How to Prove Negligence in a Divorce

The contract of marriage carries with it certain obligations to which each spouse is expected to comply. If these obligations are not met, there may be grounds for divorce based on negligence. Negligence is any neglect of marital duties as to be obvious from common understanding or, in simpler terms, any conduct that falls below an accepted standard of behavior. Of course, the ability to prove negligence in divorce is another matter, and can be a factor in fathers custody issues, as well as visitation by fathers and other matters of divorce.

Established marital duties are not normally spelled out by any written law, rather they often involve assumed or implied responsibilities based largely on the norms of society and on what a “reasonably prudent” person would have done in similar circumstances. Some commonly accepted marital duties include (but are not limited to):

  1. A financial obligation to support one’s spouse and/or children, when able.
  2. A duty to provide emotional support and companionship to one’s spouse.
  3. A duty of fidelity.

A breach of any of these responsibilities, among others, may be a valid reason to obtain a dissolution of marriage. To prove that negligence has occurred and is basis for divorce, one must first understand all of the elements involved.

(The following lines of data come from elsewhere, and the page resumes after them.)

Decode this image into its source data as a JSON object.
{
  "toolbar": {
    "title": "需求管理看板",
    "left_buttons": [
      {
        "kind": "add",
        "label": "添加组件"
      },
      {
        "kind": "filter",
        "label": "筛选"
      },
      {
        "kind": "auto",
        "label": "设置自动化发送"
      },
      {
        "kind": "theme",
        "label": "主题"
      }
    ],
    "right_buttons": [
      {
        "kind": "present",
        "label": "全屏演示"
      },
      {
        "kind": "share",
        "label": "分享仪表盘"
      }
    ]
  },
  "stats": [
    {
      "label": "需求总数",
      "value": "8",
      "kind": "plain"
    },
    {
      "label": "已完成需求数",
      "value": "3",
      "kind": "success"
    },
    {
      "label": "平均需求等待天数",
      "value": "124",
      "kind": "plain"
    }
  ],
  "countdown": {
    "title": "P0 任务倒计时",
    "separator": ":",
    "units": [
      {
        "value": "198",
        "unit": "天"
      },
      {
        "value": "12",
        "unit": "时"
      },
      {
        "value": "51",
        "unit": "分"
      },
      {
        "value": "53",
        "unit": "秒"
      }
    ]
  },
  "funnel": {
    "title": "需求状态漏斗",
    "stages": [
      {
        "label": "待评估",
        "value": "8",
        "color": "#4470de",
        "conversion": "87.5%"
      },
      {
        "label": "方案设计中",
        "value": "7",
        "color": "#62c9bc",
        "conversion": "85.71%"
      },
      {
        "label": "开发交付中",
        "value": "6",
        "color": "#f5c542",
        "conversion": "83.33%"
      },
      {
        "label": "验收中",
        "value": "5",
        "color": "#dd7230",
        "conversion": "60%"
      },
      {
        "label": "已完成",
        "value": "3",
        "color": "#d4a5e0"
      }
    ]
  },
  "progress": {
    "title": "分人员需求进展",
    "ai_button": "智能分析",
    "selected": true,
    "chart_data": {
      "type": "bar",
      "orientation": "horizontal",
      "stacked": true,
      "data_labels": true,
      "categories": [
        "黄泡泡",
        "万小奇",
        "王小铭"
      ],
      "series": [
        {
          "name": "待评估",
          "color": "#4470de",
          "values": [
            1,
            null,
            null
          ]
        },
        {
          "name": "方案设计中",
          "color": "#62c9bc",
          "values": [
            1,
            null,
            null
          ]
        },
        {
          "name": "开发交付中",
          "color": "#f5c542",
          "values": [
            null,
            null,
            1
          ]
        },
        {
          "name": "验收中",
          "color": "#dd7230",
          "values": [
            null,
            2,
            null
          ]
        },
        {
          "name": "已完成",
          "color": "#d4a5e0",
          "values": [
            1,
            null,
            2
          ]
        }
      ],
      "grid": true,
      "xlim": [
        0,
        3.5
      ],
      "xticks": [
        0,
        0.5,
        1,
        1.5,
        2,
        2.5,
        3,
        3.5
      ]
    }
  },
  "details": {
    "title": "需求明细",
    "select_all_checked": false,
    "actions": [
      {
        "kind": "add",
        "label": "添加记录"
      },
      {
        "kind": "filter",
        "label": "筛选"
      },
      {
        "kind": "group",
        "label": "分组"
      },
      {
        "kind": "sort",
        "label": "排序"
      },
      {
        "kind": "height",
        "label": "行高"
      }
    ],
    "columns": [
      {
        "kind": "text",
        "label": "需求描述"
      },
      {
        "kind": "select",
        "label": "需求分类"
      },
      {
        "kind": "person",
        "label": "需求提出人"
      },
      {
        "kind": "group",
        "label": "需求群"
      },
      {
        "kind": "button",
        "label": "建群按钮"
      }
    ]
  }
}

To be considered negligent, four things must have occurred:

  • There must have been a DUTY present, a standard of care owed by one person to the other. An example of this would be the normal expectation that a husband (or wife, as the case may be) has the inherent responsibility of providing financially for his wife. It is widely accepted that each spouse should contribute to the financial security of the other when reasonably possible.
  • There must have been a BREACH of that duty. Using the example above, If a spouse is working and does not contribute financially to the marriage, he or she may be considered negligent in their marital duties.
  • Causation must be present. Causation is some connection between the actions of one person and the consequences of another. Did the husband’s refusal to support the wife financially cause her harm in some way? Did his actions/inactions cause her difficulties?
  • There must be DAMAGES as a result of the breach of duty. Damages do not necessarily have to be monetary; they may be emotional or physical as well. Again staying with the aforementioned example, a wife may suffer undue emotional distress or physical complications if she or her children do not have enough to eat because her husband has not contributed to their financial well-being. Likewise, she may also suffer monetary repercussions because of medical bills, or credit issues related to unpaid debts.

A spouse can suffer marital negligence in many different ways, and each state carries its own laws for applying negligence in the context of divorce. Proving negligence in divorce is not a simple process but can be done if these four requirements are met and with the right attorney.